O projeto, submetido em dezembro de 2020 ao Programa de Desenvolvimento Regional (PDR) 2020, foi aprovado e está já em execução desde o mês de outubro.

Trata-se de uma candidatura no valor de cerca de 2,3 milhões de euros, que teve o apoio de fundos comunitários no valor de cerca de 1,8 milhões de euros. 

A área para executar estava anteriormente ocupada por povoamentos de pinheiro-bravo, tendo sido destruído todo o arvoredo, pelo incêndio florestal que ocorreu em 15 de outubro de 2017.

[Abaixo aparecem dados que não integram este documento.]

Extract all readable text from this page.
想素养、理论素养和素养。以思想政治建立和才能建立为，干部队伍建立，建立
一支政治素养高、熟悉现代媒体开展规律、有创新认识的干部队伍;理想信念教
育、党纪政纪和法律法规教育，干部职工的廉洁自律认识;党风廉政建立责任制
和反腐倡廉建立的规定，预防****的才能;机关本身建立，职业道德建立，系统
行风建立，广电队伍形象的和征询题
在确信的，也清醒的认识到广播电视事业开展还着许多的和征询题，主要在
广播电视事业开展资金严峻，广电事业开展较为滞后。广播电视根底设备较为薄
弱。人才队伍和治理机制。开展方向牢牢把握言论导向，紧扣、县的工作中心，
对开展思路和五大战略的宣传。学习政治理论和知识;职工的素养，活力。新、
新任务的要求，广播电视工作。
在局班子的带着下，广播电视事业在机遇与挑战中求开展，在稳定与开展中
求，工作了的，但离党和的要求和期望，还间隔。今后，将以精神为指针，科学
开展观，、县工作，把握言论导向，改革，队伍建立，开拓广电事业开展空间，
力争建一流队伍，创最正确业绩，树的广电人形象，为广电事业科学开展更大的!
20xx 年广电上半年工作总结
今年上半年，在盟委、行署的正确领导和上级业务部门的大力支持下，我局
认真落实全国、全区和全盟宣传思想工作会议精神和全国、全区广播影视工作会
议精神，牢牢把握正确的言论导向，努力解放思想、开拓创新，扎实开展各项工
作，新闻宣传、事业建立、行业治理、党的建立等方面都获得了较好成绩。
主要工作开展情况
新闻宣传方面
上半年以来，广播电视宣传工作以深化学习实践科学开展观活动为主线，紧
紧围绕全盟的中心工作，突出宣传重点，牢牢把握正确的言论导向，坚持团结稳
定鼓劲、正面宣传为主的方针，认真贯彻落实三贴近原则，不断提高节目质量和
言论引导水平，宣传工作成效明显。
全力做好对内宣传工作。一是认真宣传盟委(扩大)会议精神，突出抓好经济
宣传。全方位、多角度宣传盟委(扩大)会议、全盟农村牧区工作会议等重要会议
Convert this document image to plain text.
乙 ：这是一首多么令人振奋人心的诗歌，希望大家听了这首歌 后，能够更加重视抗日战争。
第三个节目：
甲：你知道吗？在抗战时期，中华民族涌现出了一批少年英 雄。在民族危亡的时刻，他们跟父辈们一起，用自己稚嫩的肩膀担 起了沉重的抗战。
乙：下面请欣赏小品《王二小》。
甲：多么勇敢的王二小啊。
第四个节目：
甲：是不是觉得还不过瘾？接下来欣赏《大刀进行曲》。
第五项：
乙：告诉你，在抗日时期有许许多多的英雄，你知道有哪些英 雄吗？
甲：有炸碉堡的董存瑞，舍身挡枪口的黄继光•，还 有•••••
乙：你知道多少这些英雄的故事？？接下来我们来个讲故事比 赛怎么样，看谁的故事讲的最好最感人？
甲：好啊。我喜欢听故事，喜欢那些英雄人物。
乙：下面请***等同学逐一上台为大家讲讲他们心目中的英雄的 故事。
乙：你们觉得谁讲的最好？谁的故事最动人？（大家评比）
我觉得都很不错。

O autarca deu ainda nota de que foi assinado um protocolo de acompanhamento deste projeto com o ICNF, já que este Instituto tem técnicos especializados para ajudar a fazer esse trabalho.

A intervenção começou no mês de outubro e está prevista terminar em outubro de 2024.

De acordo com a Câmara de Mira, a operação caracteriza-se pela recuperação do perímetro florestal, a preparação do terreno para acomodar a plantação, com operações de corte e redução da estilha, e deposição no solo da vegetação arbustiva constituída por matos e acácia de espigas dentro da área de intervenção.

A plantação vai ser em pinheiro-bravo na maior parte da área, e de pinheiro-manso, nas áreas identificadas da rede primária.

As áreas envolventes das linhas de água vão ser alvo de trabalhos de limpeza e desmatação moto-manual, mantendo as espécies ripícolas autóctones.

O projeto prevê ainda uma replantação de uma percentagem das árvores que não sobreviverem. “Existe ainda espaço para uma retancha, que é cerca de 20% da área total do projeto de reflorestação”, afirmou o vereador com o pelouro das florestas, Bruno Alcaide.

Para a diretora regional do Centro do ICNF, Fátima Reis, esta iniciativa vem “contribuir para a mitigação das alterações climáticas. […] Tudo isto vai também potenciar o aumento da conservação da natureza e o aumento da biodiversidade nas nossas áreas”.